Point O is the midpoint of side AB of square ABCD. The radius of the circle around triangle AOC is √10. Calculate the perimeter of the square.

1. Since ABCD is a square, then AB = BC = CD = AD = a.

By hypothesis, point O is the midpoint of side AB ⇒ OA = OB = AB / 2 = a / 2.

From the rectangular △ OBC, we find the hypotenuse OC by the Pythagorean theorem:

OC = √ (OB² + BC²) = √ ((a / 2) ² + a²) = √ (a² / 4 + a²) = √ ((a² + 4 * a²) / 4) = √ ((5 * a²) / 4) = a√5 / 2.

From the rectangular △ ABC we find the hypotenuse AC by the Pythagorean theorem:

AC = √ (AB² + BC²) = √ (a² + a²) = √ (2 * a²) = a√2.

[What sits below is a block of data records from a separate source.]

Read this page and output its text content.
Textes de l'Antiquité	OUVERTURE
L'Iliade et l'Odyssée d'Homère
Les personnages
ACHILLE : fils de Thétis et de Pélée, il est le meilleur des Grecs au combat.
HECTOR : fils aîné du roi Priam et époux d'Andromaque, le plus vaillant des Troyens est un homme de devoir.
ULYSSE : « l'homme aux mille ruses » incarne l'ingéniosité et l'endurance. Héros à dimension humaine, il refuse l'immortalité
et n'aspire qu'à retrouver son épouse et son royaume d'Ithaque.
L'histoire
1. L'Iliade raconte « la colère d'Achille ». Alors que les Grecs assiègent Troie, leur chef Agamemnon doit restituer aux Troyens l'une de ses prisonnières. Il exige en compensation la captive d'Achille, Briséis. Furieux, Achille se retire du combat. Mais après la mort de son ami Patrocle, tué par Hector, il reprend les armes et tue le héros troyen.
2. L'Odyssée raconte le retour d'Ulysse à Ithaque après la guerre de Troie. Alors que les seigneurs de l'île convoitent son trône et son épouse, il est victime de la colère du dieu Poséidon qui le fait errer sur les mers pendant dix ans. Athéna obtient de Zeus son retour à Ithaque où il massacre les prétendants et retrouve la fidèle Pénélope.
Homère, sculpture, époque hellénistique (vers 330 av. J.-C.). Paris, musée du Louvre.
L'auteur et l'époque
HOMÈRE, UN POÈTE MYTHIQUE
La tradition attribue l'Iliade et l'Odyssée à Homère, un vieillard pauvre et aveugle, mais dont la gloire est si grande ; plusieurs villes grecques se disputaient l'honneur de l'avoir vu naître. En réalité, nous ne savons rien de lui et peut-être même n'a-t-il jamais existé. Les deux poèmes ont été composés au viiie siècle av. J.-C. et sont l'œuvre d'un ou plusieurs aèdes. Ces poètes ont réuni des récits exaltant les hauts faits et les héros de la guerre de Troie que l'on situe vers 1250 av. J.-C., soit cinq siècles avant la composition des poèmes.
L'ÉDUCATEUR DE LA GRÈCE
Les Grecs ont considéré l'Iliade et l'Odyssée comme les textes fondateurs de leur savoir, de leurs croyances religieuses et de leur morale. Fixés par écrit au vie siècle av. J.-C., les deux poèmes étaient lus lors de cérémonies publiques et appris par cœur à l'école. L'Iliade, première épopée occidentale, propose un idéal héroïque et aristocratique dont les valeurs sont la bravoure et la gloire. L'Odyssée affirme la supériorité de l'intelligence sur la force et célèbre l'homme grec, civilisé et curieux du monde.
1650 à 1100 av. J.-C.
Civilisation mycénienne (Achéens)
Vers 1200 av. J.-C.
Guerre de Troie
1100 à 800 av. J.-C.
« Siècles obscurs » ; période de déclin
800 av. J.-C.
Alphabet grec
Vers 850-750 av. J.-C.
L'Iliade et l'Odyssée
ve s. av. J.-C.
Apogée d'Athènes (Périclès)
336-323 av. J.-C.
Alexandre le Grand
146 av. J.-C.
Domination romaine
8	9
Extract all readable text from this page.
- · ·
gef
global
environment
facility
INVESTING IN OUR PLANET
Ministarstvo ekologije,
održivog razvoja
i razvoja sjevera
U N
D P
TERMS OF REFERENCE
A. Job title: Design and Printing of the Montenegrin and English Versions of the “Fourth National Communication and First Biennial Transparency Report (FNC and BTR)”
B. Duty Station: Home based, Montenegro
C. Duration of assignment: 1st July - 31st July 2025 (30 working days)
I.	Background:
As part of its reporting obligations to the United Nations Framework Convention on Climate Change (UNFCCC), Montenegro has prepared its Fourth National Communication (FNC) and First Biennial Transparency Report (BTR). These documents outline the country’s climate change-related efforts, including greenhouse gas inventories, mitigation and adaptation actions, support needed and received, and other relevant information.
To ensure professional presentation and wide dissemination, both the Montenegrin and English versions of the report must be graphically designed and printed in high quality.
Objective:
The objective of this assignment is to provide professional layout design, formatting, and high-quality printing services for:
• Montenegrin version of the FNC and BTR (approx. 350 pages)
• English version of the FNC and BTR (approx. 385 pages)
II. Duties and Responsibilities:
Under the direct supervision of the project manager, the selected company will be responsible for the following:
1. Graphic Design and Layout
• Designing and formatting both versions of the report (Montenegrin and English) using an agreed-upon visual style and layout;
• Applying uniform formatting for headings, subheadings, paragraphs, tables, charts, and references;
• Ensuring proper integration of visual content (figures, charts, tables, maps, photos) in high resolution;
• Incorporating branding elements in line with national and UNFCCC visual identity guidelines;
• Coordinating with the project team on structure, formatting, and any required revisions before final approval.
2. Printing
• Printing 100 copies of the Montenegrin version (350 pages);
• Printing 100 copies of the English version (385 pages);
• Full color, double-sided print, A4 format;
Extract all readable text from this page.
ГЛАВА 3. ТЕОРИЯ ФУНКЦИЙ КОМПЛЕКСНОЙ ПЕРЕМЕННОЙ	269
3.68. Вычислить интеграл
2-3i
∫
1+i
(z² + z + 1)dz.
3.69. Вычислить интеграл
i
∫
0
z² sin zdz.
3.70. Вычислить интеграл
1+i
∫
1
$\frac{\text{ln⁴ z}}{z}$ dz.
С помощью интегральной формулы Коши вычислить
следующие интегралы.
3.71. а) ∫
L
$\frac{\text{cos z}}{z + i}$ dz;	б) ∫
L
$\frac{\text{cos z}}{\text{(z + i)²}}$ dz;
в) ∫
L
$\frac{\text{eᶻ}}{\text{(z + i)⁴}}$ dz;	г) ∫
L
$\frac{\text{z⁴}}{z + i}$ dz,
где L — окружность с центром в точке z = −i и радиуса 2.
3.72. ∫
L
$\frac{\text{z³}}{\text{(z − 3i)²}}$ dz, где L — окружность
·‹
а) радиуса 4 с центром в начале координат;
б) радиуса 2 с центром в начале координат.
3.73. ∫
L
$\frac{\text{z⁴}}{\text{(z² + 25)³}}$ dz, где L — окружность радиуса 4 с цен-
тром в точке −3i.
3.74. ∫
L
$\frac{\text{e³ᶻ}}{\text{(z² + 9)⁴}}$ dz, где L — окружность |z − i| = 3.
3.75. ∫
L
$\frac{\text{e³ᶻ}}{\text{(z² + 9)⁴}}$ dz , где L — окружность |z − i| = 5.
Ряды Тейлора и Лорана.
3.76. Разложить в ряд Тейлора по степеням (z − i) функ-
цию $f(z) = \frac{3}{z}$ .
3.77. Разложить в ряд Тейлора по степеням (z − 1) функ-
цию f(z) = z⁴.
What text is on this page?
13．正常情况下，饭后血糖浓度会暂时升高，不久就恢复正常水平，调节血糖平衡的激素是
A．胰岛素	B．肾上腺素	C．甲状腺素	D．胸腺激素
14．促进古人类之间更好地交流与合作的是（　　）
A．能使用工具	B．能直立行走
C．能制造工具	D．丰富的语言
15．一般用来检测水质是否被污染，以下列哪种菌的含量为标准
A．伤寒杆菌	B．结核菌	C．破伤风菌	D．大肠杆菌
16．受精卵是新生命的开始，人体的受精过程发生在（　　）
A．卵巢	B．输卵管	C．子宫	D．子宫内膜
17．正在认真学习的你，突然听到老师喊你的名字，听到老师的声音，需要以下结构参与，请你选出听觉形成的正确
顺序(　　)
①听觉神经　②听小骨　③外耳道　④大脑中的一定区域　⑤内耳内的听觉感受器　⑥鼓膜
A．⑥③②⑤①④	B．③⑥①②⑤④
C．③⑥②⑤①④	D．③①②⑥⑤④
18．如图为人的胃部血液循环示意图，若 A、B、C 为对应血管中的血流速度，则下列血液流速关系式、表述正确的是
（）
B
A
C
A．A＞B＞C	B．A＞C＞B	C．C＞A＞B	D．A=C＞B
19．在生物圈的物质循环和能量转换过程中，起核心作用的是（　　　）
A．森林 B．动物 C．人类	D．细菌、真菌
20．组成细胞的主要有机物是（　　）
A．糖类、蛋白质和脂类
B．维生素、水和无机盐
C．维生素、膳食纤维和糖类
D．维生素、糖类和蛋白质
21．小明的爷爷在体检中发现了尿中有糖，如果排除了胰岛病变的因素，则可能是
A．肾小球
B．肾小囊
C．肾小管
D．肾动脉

1. The area of ​​a triangle can be found by the formula:

S = (a * b * c) / (4 * R),

where a, b and c are the lengths of the sides of the triangle, R is the length of the radius of the circumscribed circle.

Find the area △ AOC:

S = (OA * OC * AC) / (4 * R) = (a / 2 * a√5 / 2 * a√2) / (4 * √10) = (a³√10) / 4: (4 * √10) = (a³√10) / 4 * 1 / (4 * √10) = a³ / 16.

1. The area of ​​a triangle can be found by the formula:

S = (a * h) / 2,

where a is the length of the side of the triangle, h is the length of the height drawn to side a.

Find the area △ AOC:

S = (OA * BC) / 2 = (a / 2 * a) / 2 = a² / 4.

1. Thus:

a³ / 16 = a² / 4;

a³ / 16 – a² / 4 = 0;

a³ / 16 – (4 * a²) / 16 = 0;

(a³ – 4 * a²) / 16 = 0;

a³ – 4 * a² = 0;

a² * (a – 4) = 0;

a – 4 = 0;

a = 4.

1. The perimeter of the square is:

P = a + a + a + a = 4 * a = 4 * 4 = 16.

Answer: P = 16.